Out this summer, Void Bastards promises to wrap the pulp comic aesthetic up into an intergalactic strategy shooter.
Demonstrating the game at GDC’s ID@Xbox event today, Void Bastards’ tattooed art director, Ben Lee (Card Hunter, and before that, ‘90s animation) wore a matching turquoise beard. It fit; Void Bastards was among the flashiest indies around. Bold black lines make its turquoise spaceships and monstrous villains pop. It looked like a high-budget sci-fi graphic novel come to life and genetically spliced with a Duke Nukem fan game.
In Void Bastards, the player, a space convict, was until recently a bag of powder. As a prisoner on a spaceship, they were “rehydrated”—Lee’s term—by the computer in the hope that they’d fix the engine. After coming to life, the player must split their time between a resource management-style mission-planner and an old-school shooter. All of this is in an effort to escape the nebula.
The player character isn’t any one person. Every time they die, they are “rerolled” with new traits, like the charming debility “smoker,” which has the player coughing loud enough to alert enemies of their presence, or a more simple ability that gives them excellent aim.

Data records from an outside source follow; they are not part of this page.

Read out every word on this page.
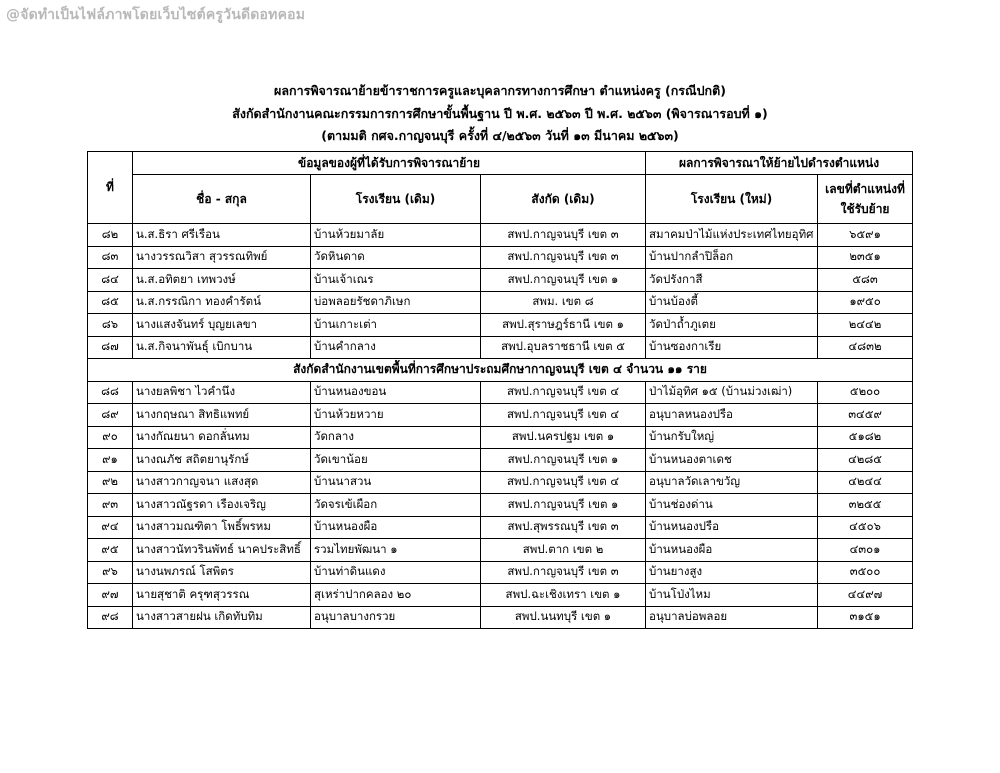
@จัดทำเป็นไฟล์ภาพโดยเว็บไซต์ครูวันดีดอทคอม
ผลการพิจารณาย้ายข้าราชการครูและบุคลากรทางการศึกษา ตำแหน่งครู (กรณีปกติ)
สังกัดสำนักงานคณะกรรมการการศึกษาขั้นพื้นฐาน ปี พ.ศ. ๒๕๖๓ ปี พ.ศ. ๒๕๖๓ (พิจารณารอบที่ ๑)
(ตามมติ กศจ.กาญจนบุรี ครั้งที่ ๔/๒๕๖๓ วันที่ ๑๓ มีนาคม ๒๕๖๓)
ที่	ข้อมูลของผู้ที่ได้รับการพิจารณาย้าย			ผลการพิจารณาให้ย้ายไปดำรงตำแหน่ง	
	ชื่อ - สกุล	โรงเรียน (เดิม)	สังกัด (เดิม)	โรงเรียน (ใหม่)	เลขที่ตำแหน่งที่ใช้รับย้าย
๘๒	น.ส.ธิรา ศรีเรือน	บ้านห้วยมาลัย	สพป.กาญจนบุรี เขต ๓	สมาคมป่าไม้แห่งประเทศไทยอุทิศ	๖๕๙๑
๘๓	นางวรรณวิสา สุวรรณทิพย์	วัดหินดาด	สพป.กาญจนบุรี เขต ๓	บ้านปากลำปิล็อก	๒๓๕๑
๘๔	น.ส.อทิตยา เทพวงษ์	บ้านเจ้าเณร	สพป.กาญจนบุรี เขต ๑	วัดปรังกาสี	๕๘๓
๘๕	น.ส.กรรณิกา ทองคำรัตน์	บ่อพลอยรัชดาภิเษก	สพม. เขต ๘	บ้านบ้องตี้	๑๙๕๐
๘๖	นางแสงจันทร์ บุญยเลขา	บ้านเกาะเต่า	สพป.สุราษฎร์ธานี เขต ๑	วัดป่าถ้ำภูเตย	๒๔๔๒
๘๗	น.ส.กิจนาพันธุ์ เบิกบาน	บ้านคำกลาง	สพป.อุบลราชธานี เขต ๕	บ้านซองกาเรีย	๔๘๓๒
สังกัดสำนักงานเขตพื้นที่การศึกษาประถมศึกษากาญจนบุรี เขต ๔ จำนวน ๑๑ ราย					
๘๘	นางยลพิชา ไวคำนึง	บ้านหนองขอน	สพป.กาญจนบุรี เขต ๔	ป่าไม้อุทิศ ๑๕ (บ้านม่วงเฒ่า)	๕๒๐๐
๘๙	นางกฤษณา สิทธิแพทย์	บ้านห้วยหวาย	สพป.กาญจนบุรี เขต ๔	อนุบาลหนองปรือ	๓๔๕๙
๙๐	นางกัณยนา ดอกลั่นทม	วัดกลาง	สพป.นครปฐม เขต ๑	บ้านกรับใหญ่	๕๑๘๒
๙๑	นางณภัช สถิตยานุรักษ์	วัดเขาน้อย	สพป.กาญจนบุรี เขต ๑	บ้านหนองตาเดช	๔๒๘๕
๙๒	นางสาวกาญจนา แสงสุด	บ้านนาสวน	สพป.กาญจนบุรี เขต ๔	อนุบาลวัดเลาขวัญ	๔๒๔๔
๙๓	นางสาวณัฐรดา เรืองเจริญ	วัดจรเข้เผือก	สพป.กาญจนบุรี เขต ๑	บ้านช่องด่าน	๓๒๕๕
๙๔	นางสาวมณฑิตา โพธิ์พรหม	บ้านหนองผือ	สพป.สุพรรณบุรี เขต ๓	บ้านหนองปรือ	๔๕๐๖
๙๕	นางสาวนัทวรินพัทธ์ นาคประสิทธิ์	รวมไทยพัฒนา ๑	สพป.ตาก เขต ๒	บ้านหนองผือ	๔๓๐๑
๙๖	นางนพภรณ์ โสพิตร	บ้านท่าดินแดง	สพป.กาญจนบุรี เขต ๓	บ้านยางสูง	๓๕๐๐
๙๗	นายสุชาติ ครุฑสุวรรณ	สุเหร่าปากคลอง ๒๐	สพป.ฉะเชิงเทรา เขต ๑	บ้านโป่งไหม	๔๔๙๗
๙๘	นางสาวสายฝน เกิดทับทิม	อนุบาลบางกรวย	สพป.นนทบุรี เขต ๑	อนุบาลบ่อพลอย	๓๑๕๑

Two things stuck out to me playing Void Bastards briefly today: Its gritty artistic touches (the player’s backpack funnels oxygen right into their spine and stepping on some magic space mushrooms negatively impacts aim) and the sheer number of systems inside it. There’s a “workbench” for improving weapons or tools, a navigation screen, a supplies-acquisition system and, finally, the actual, meaty shooter. It’s to be seen whether all of Void Bastards’ systems hang together well.
Void Bastards will release on Xbox and Steam sometime this summer.